Han transcurrido más de siete lustros desde su fallecimiento y su imagen continúa fijada en la memoria de varias generaciones. Su recuerdo imperecedero sigue alimentando la pasión devocional de legiones de cinéfilos de todo el mundo que difieren radicalmente de los estándares femeninos aireados por el cine de Hollywood desde posiciones, en muchos casos, de tintes inequívocamente sexistas.

Por eso, y contra todo pronóstico, Romy Schneider (Viena, 1938-Paris, 1982) terminaría representando, desde su ruptura con el cine edulcorado de sus primeros años en su Austria natal y en Alemania, el prototipo opuesto al de la femme fatale para ocupar un espacio mucho más en consonancia con el rigor y la coherencia que siempre se exigió a sí misma como intérprete con el manifiesto deseo de escapar de sus estereotipados y melifluos roles imperiales e interpretar a mujeres de carne y hueso, tal y como demostró años después protagonizando filmes cuyos títulos figuran en la nómina más ilustre de la producción de aquel periodo.

Era una profesional de sólida formación, que, cuando cayó en manos de buenos directores, en el ecuador de su carrera, sacó a relucir sus facultades más ocultas, encarnando a personajes de una complejidad inimaginable en una actriz encasillada durante demasiado tiempo en papeles tan melifluos e insustanciales como los que encarnaba en "Sissi". No obstante, y a diferencia de la mayoría de sus colegas, tenía una gran cualidad: poseía un rostro inquietante y abrasador y sabía mirar y sabía estar, como pudo constatar bajo las prestigiosas batutas de Luchino Visconti, Orson Welles, Jules Dassin, Robert Enrico, Joseph Losey, Andrzej Zulawski y Costa Gavras, brindándonos composiciones inmejorables en títulos como "Bocaccio'70" (1961), "Luis II de Baviera" (Ludwig, 1972), "El proceso" (1962), "El viejo fusil" ( 1975), "El asesinato de Trotsky" (1971), "Lo importante es amar" ( 1974) y "Fantasma de amor" (1980).
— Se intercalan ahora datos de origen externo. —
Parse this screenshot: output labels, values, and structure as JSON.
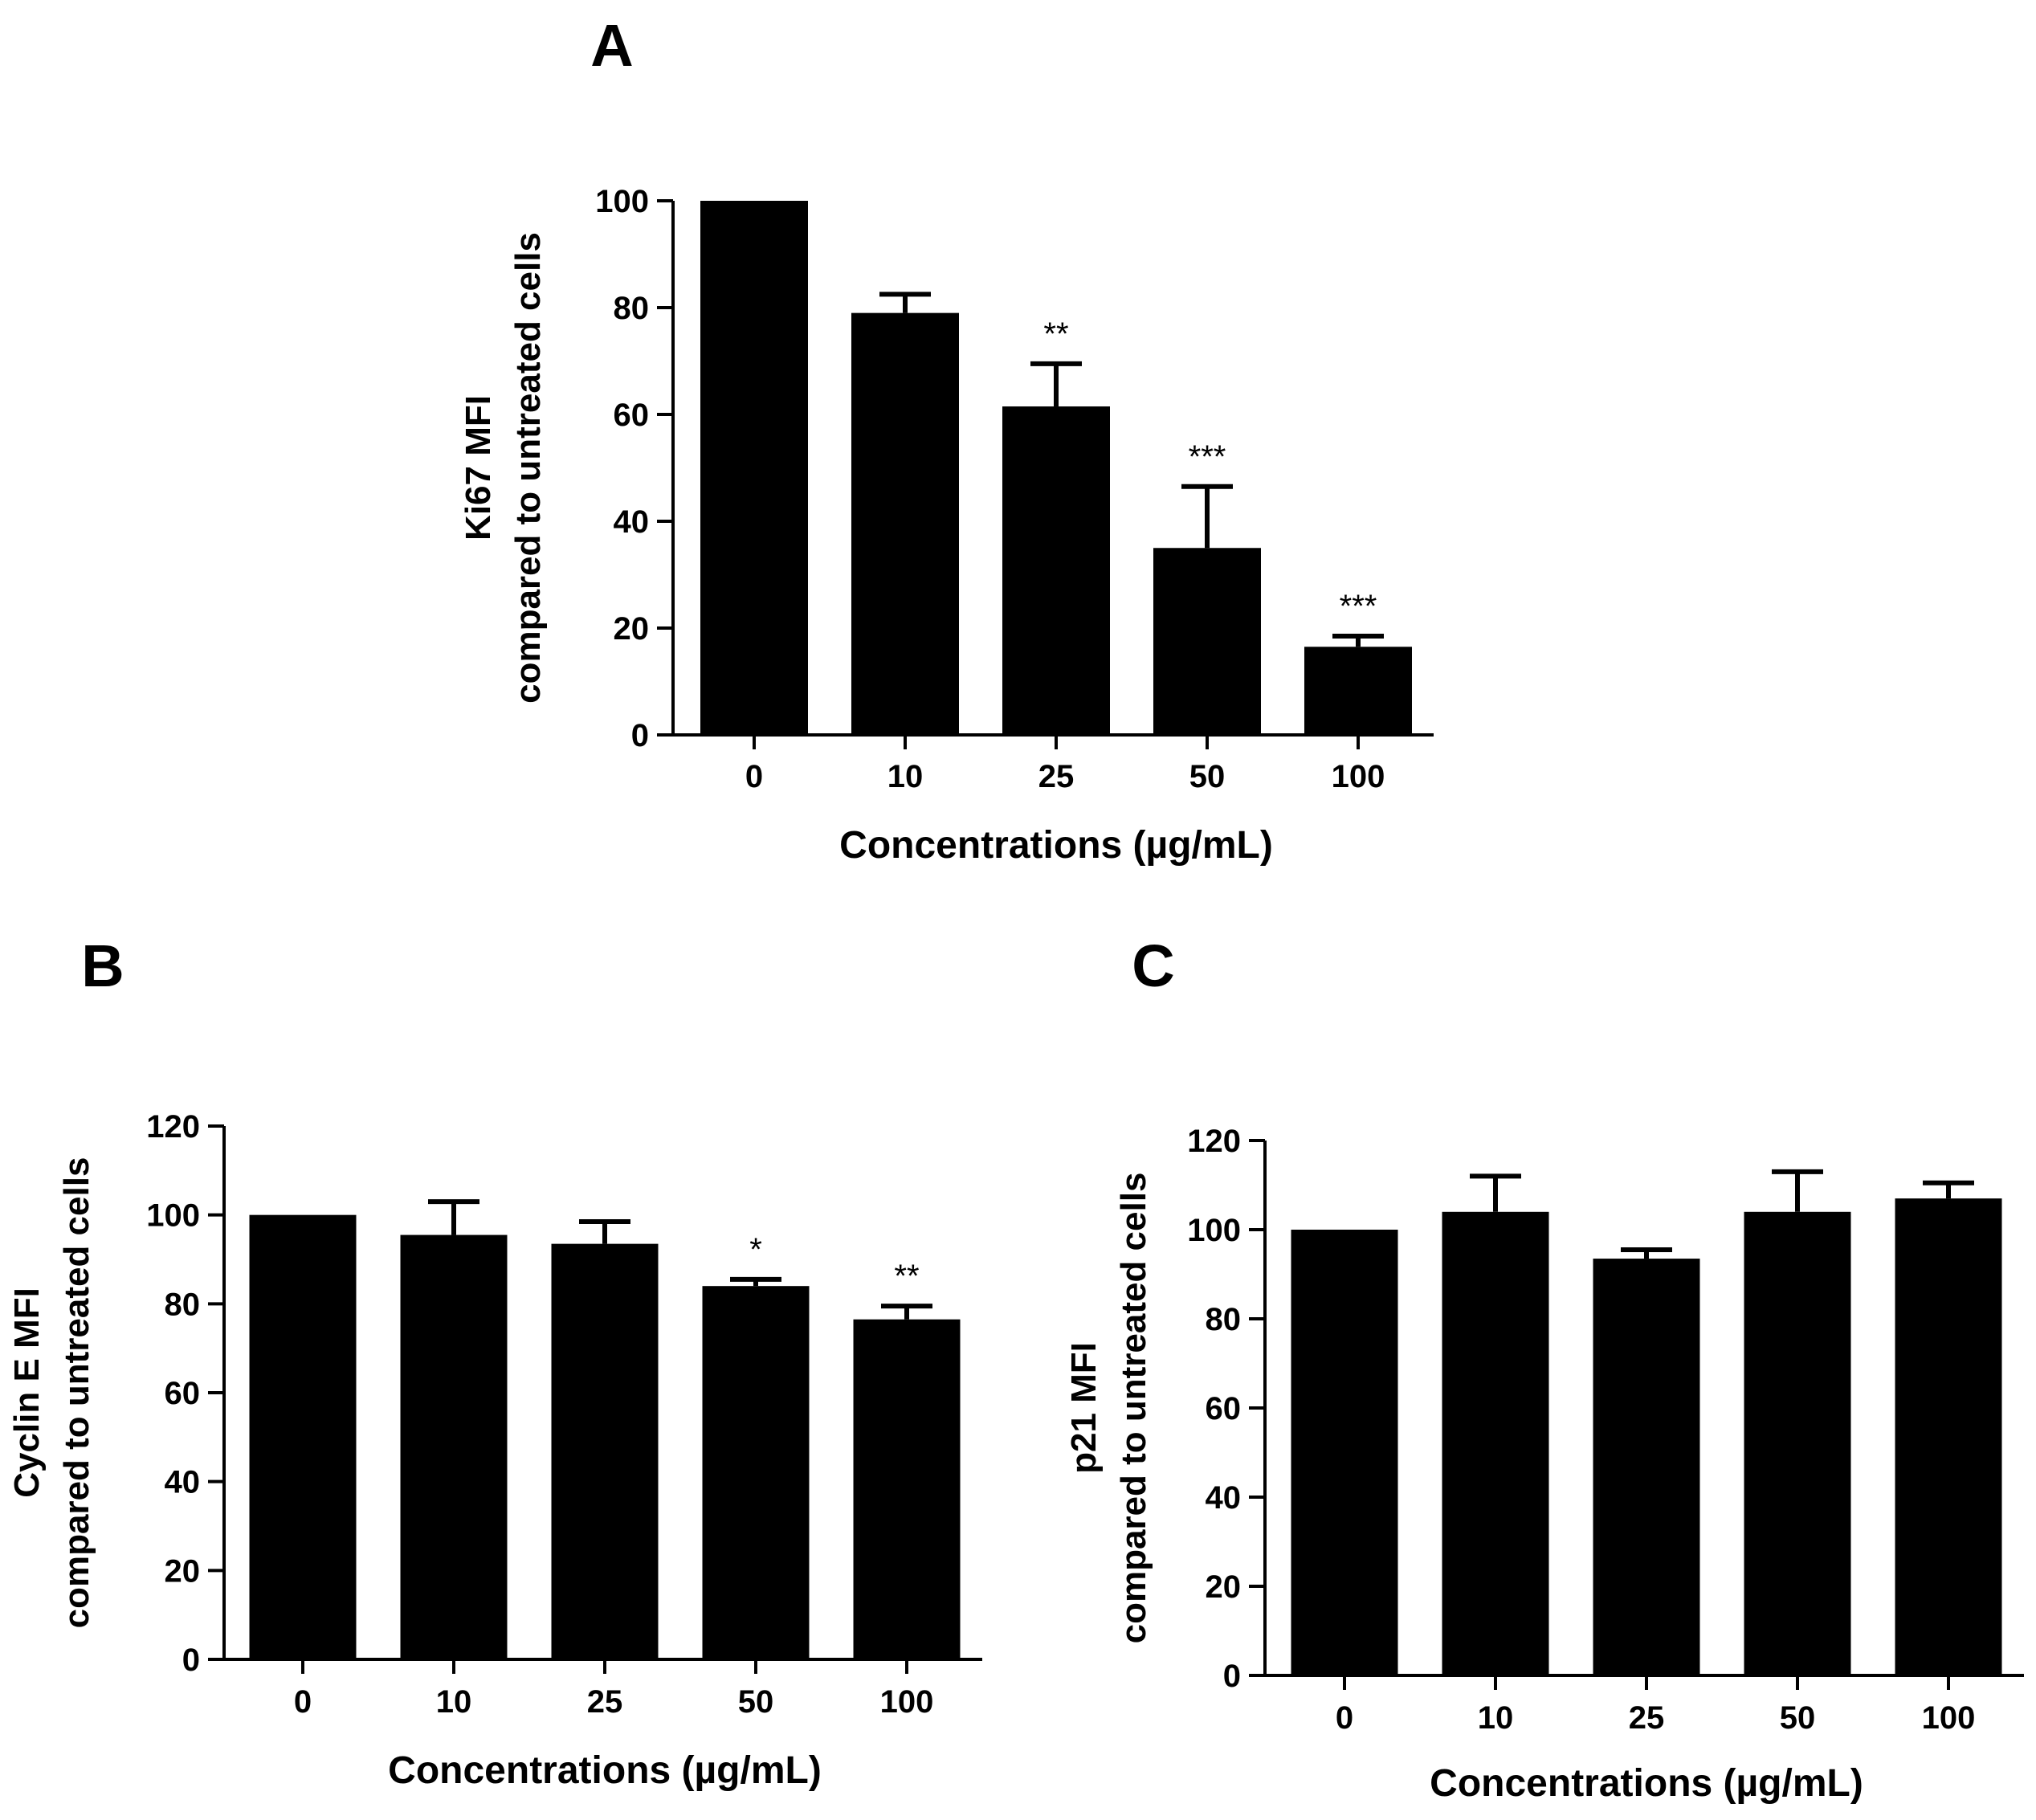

"Una de las actrices más maleables, flexibles y dúctiles que he conocido en mi vida", confesaba Bertrand Tavernier tras el estreno en la Berlinale de La muerte en directo", el bronco, sombrío y angustioso melodrama que protagonizó, junto a Harvey Keitel, Max von Sydow y el recientemente fallecido Harry Dean Stanton, gracias a cuya interpretación alcanzaría una de sus últimas y más celebradas cumbres profesionales, poniéndose en la piel de una enferma terminal, vilmente manipulada por el sensacionalismo mediático, bajo un clima malsano y turbador.

Su perfil, como el de las grandes divas del cine galo que la precedieron, descansaba sobre dos virtudes esenciales que mantuvo intactas hasta el fin de sus días: contención gestual e inteligencia emocional, dos poderosas razones que siempre esgrimió para explicar su distancia con el cine estadounidense y su consiguiente negativa a participar "de la política tiránica de los grandes estudios empeñados en mostrar en sus producciones una imagen muy poco edificante del papel de la mujer en la sociedad contemporánea".

Sus ojos mostraban una mirada iluminosa, serena y enormemente expresiva que cautivó a los cineastas incluso cuando se prestó a introducirse en la piel Elizabeth de Baviera, (Sissi), en tres producciones que incluso tuvieron recorrido muchos años después con reposiciones televisivas, "Sissi" (1955), "Sissi emperatriz" (1956) y El destino de Sissi, 1957), dirigidas las tres por el rutinario realizador vienés Ernst Marischka.